3. Unjust Enrichment
General Mills correctly asserts that Burns cannot proceed with a claim for unjust enrichment where she has failed to successfully plead an underlying deceptive act under ICFA. Cleary v. Philip Morris Inc., 656 F.3d 511, 517 (7th Cir. 2011) (“[I]f an unjust enrichment claim rests on the same improper conduct alleged in another claim, then the unjust enrichment claim will be tied to this related claim-and, of course, unjust enrichment will stand or fall with the related claim.”); Avon Hardware Co. v. Ace Hardware Corp., 998 N.E.2d 1281, 1287-88 (Ill. Ct. App. 2014) (fraud and negligent misrepresentation claims require false statement).

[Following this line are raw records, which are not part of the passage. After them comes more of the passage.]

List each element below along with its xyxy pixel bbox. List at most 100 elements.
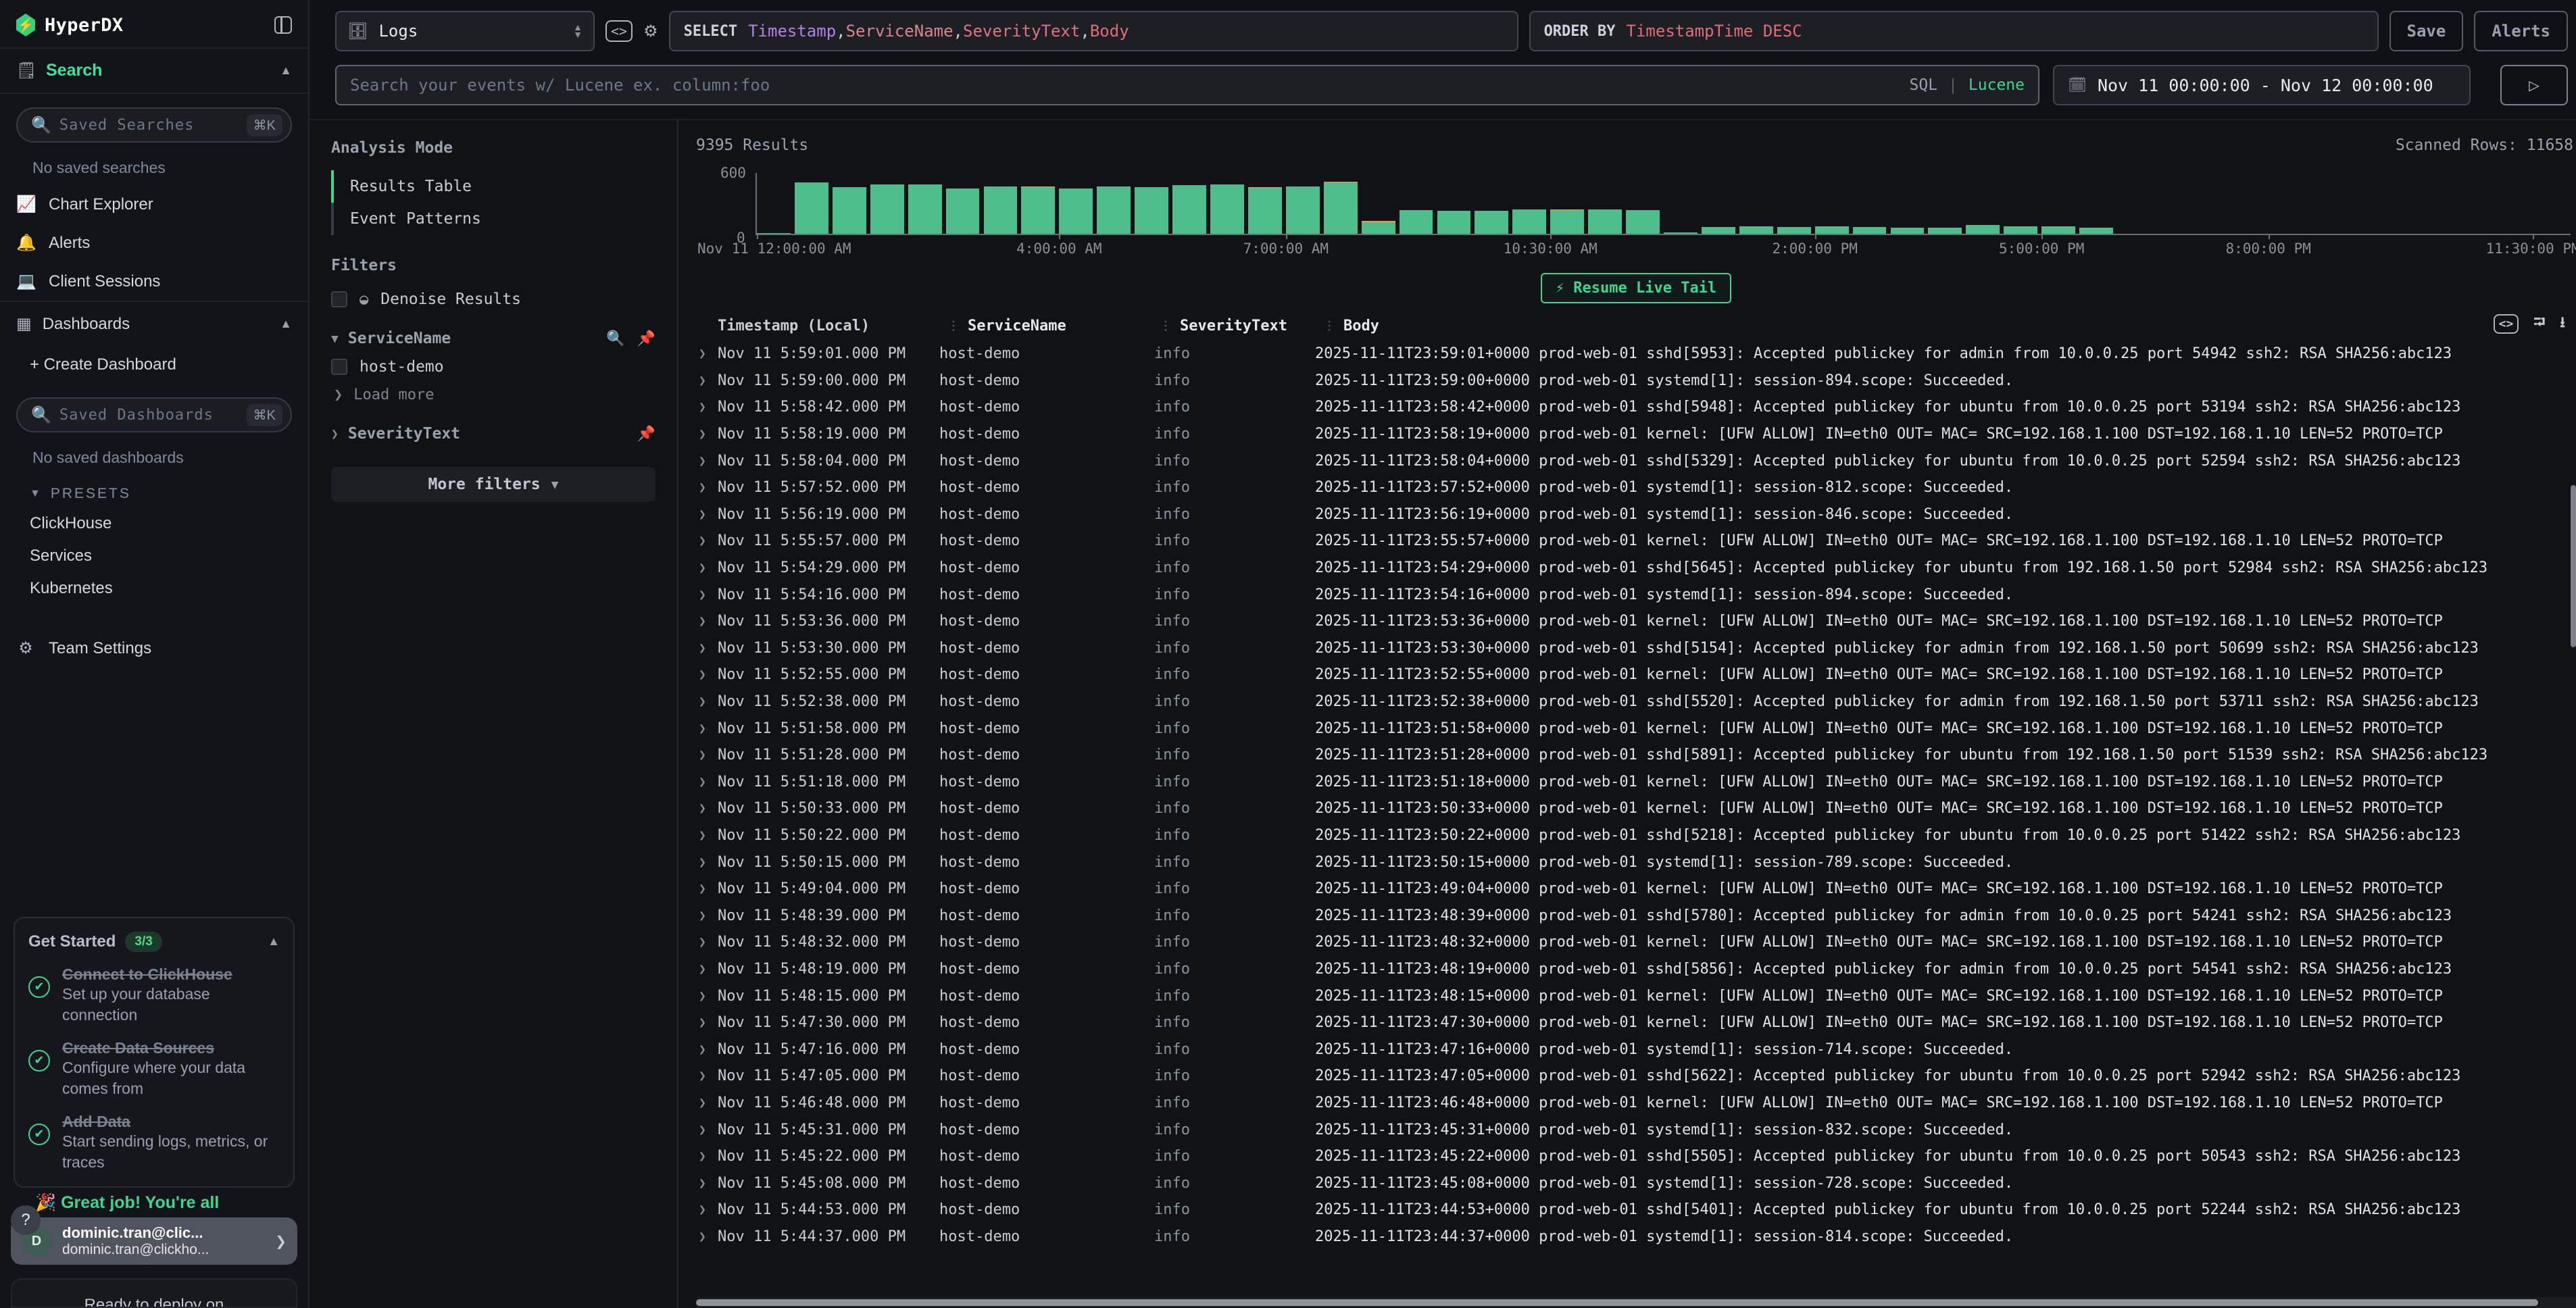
- load-more-button[interactable]: ❯ Load more: [334, 386, 655, 403]
- sidebar-item-search[interactable]: 🗒 Search ▲: [0, 47, 308, 94]
- row-expand-icon[interactable]: ❯: [696, 882, 718, 896]
- histogram-bar[interactable]: [2079, 228, 2113, 234]
- scrollbar-thumb[interactable]: [696, 1299, 2538, 1306]
- table-row[interactable]: ❯Nov 11 5:47:30.000 PMhost-demoinfo2025-…: [696, 1009, 2576, 1036]
- chevron-up-icon[interactable]: ▲: [280, 64, 292, 78]
- table-row[interactable]: ❯Nov 11 5:46:48.000 PMhost-demoinfo2025-…: [696, 1090, 2576, 1117]
- servicename-filter-group[interactable]: ▼ ServiceName 🔍 📌: [331, 330, 655, 347]
- alerts-button[interactable]: Alerts: [2474, 11, 2568, 51]
- row-expand-icon[interactable]: ❯: [696, 427, 718, 441]
- column-drag-handle[interactable]: ⋮: [1323, 319, 1335, 333]
- sidebar-collapse-icon[interactable]: [274, 16, 292, 34]
- histogram-bar[interactable]: [1248, 188, 1282, 234]
- sidebar-item-chart-explorer[interactable]: 📈 Chart Explorer: [0, 185, 308, 224]
- histogram-bar[interactable]: [1928, 228, 1962, 234]
- histogram-bar[interactable]: [908, 184, 942, 234]
- row-expand-icon[interactable]: ❯: [696, 641, 718, 655]
- histogram-bar[interactable]: [2004, 226, 2037, 234]
- row-expand-icon[interactable]: ❯: [696, 909, 718, 923]
- orderby-input[interactable]: ORDER BY TimestampTime DESC: [1529, 11, 2379, 51]
- row-expand-icon[interactable]: ❯: [696, 454, 718, 468]
- sidebar-item-team-settings[interactable]: ⚙ Team Settings: [0, 629, 308, 668]
- filter-checkbox[interactable]: [331, 359, 347, 375]
- analysis-mode-event-patterns[interactable]: Event Patterns: [331, 203, 655, 235]
- get-started-item[interactable]: ✔Create Data SourcesConfigure where your…: [28, 1039, 280, 1099]
- table-row[interactable]: ❯Nov 11 5:45:22.000 PMhost-demoinfo2025-…: [696, 1143, 2576, 1170]
- col-header-servicename[interactable]: ServiceName: [968, 318, 1151, 334]
- histogram-bar[interactable]: [1702, 227, 1735, 234]
- row-expand-icon[interactable]: ❯: [696, 561, 718, 575]
- row-expand-icon[interactable]: ❯: [696, 1149, 718, 1163]
- histogram-bar[interactable]: [1777, 227, 1811, 234]
- column-drag-handle[interactable]: ⋮: [1160, 319, 1172, 333]
- histogram-bar[interactable]: [870, 184, 904, 234]
- histogram-bar[interactable]: [1966, 225, 2000, 234]
- source-select[interactable]: 🗄 Logs ▲▼: [335, 11, 595, 51]
- histogram-bar[interactable]: [1021, 187, 1055, 234]
- preset-item-clickhouse[interactable]: ClickHouse: [0, 507, 308, 540]
- histogram-bar[interactable]: [1626, 210, 1660, 234]
- table-row[interactable]: ❯Nov 11 5:58:42.000 PMhost-demoinfo2025-…: [696, 394, 2576, 421]
- table-row[interactable]: ❯Nov 11 5:44:53.000 PMhost-demoinfo2025-…: [696, 1197, 2576, 1224]
- row-expand-icon[interactable]: ❯: [696, 935, 718, 949]
- table-row[interactable]: ❯Nov 11 5:55:57.000 PMhost-demoinfo2025-…: [696, 528, 2576, 555]
- row-expand-icon[interactable]: ❯: [696, 400, 718, 414]
- sidebar-item-dashboards[interactable]: ▦ Dashboards ▲: [0, 301, 308, 346]
- sql-editor-icon[interactable]: <>: [605, 20, 633, 42]
- chevron-up-icon[interactable]: ▲: [268, 934, 280, 949]
- row-expand-icon[interactable]: ❯: [696, 722, 718, 736]
- row-expand-icon[interactable]: ❯: [696, 480, 718, 495]
- vertical-scrollbar[interactable]: [2571, 485, 2576, 1294]
- table-row[interactable]: ❯Nov 11 5:44:37.000 PMhost-demoinfo2025-…: [696, 1224, 2576, 1251]
- histogram-bar[interactable]: [2041, 226, 2075, 234]
- histogram-bar[interactable]: [795, 182, 828, 234]
- row-expand-icon[interactable]: ❯: [696, 614, 718, 628]
- create-dashboard-button[interactable]: + Create Dashboard: [0, 346, 308, 384]
- user-menu[interactable]: D dominic.tran@clic... dominic.tran@clic…: [11, 1217, 297, 1265]
- table-row[interactable]: ❯Nov 11 5:54:29.000 PMhost-demoinfo2025-…: [696, 555, 2576, 582]
- table-row[interactable]: ❯Nov 11 5:52:38.000 PMhost-demoinfo2025-…: [696, 688, 2576, 715]
- download-icon[interactable]: ⭳: [2560, 311, 2565, 336]
- histogram-bar[interactable]: [1739, 226, 1773, 234]
- row-expand-icon[interactable]: ❯: [696, 748, 718, 762]
- table-row[interactable]: ❯Nov 11 5:45:08.000 PMhost-demoinfo2025-…: [696, 1169, 2576, 1197]
- histogram-bar[interactable]: [1362, 222, 1395, 234]
- presets-group-header[interactable]: ▼ PRESETS: [0, 475, 308, 507]
- histogram-bar[interactable]: [1324, 182, 1358, 234]
- saved-dashboards-input[interactable]: 🔍 Saved Dashboards ⌘K: [16, 397, 292, 432]
- row-expand-icon[interactable]: ❯: [696, 1096, 718, 1110]
- pin-icon[interactable]: 📌: [637, 426, 655, 443]
- table-row[interactable]: ❯Nov 11 5:48:19.000 PMhost-demoinfo2025-…: [696, 956, 2576, 983]
- more-filters-button[interactable]: More filters ▼: [331, 467, 655, 502]
- histogram-bar[interactable]: [1550, 210, 1584, 234]
- histogram-bar[interactable]: [1588, 209, 1622, 234]
- column-drag-handle[interactable]: ⋮: [947, 319, 960, 333]
- pin-icon[interactable]: 📌: [637, 330, 655, 347]
- table-row[interactable]: ❯Nov 11 5:58:19.000 PMhost-demoinfo2025-…: [696, 421, 2576, 448]
- row-expand-icon[interactable]: ❯: [696, 1069, 718, 1083]
- row-expand-icon[interactable]: ❯: [696, 801, 718, 815]
- table-row[interactable]: ❯Nov 11 5:50:22.000 PMhost-demoinfo2025-…: [696, 822, 2576, 849]
- select-clause-input[interactable]: SELECT Timestamp,ServiceName,SeverityTex…: [669, 11, 1518, 51]
- analysis-mode-results-table[interactable]: Results Table: [331, 170, 655, 203]
- row-expand-icon[interactable]: ❯: [696, 588, 718, 602]
- row-expand-icon[interactable]: ❯: [696, 1015, 718, 1030]
- resume-live-tail-button[interactable]: ⚡ Resume Live Tail: [1541, 273, 1731, 303]
- histogram-bar[interactable]: [1815, 226, 1849, 234]
- table-row[interactable]: ❯Nov 11 5:48:39.000 PMhost-demoinfo2025-…: [696, 902, 2576, 929]
- table-row[interactable]: ❯Nov 11 5:47:05.000 PMhost-demoinfo2025-…: [696, 1063, 2576, 1090]
- denoise-checkbox[interactable]: [331, 291, 347, 307]
- run-query-button[interactable]: ▷: [2500, 65, 2568, 105]
- table-row[interactable]: ❯Nov 11 5:57:52.000 PMhost-demoinfo2025-…: [696, 474, 2576, 501]
- table-row[interactable]: ❯Nov 11 5:53:30.000 PMhost-demoinfo2025-…: [696, 635, 2576, 662]
- histogram-bar[interactable]: [1664, 232, 1698, 234]
- table-row[interactable]: ❯Nov 11 5:51:18.000 PMhost-demoinfo2025-…: [696, 769, 2576, 796]
- row-expand-icon[interactable]: ❯: [696, 962, 718, 976]
- save-button[interactable]: Save: [2389, 11, 2464, 51]
- histogram-bar[interactable]: [1135, 187, 1168, 234]
- table-row[interactable]: ❯Nov 11 5:59:01.000 PMhost-demoinfo2025-…: [696, 341, 2576, 368]
- histogram-bar[interactable]: [1286, 186, 1320, 234]
- text-wrap-icon[interactable]: ⮒: [2533, 311, 2545, 336]
- histogram-bar[interactable]: [1097, 186, 1131, 234]
- table-row[interactable]: ❯Nov 11 5:51:58.000 PMhost-demoinfo2025-…: [696, 715, 2576, 742]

Accordingly, this claim is also dismissed. 14
E. Injunctive Relief and Preemption
Because the Court finds that Burns has failed to state a claim upon which relief can be granted, it need not address General Mills' arguments as to Burns' lack of standing or federal preemption.
IV. CONCLUSION
For the foregoing reasons, General Mills' motion to dismiss is GRANTED. Out of an abundance of caution, Burns will be given an opportunity to file an amended complaint. Burns' amended pleading is due on or before September 14, 2022. If an amended complaint is not filed by that date, or any extension of the deadline granted by the Court, the dismissal will be converted to “with prejudice” and a final judgment consistent with Federal Rule of Civil Procedure 58 will be entered.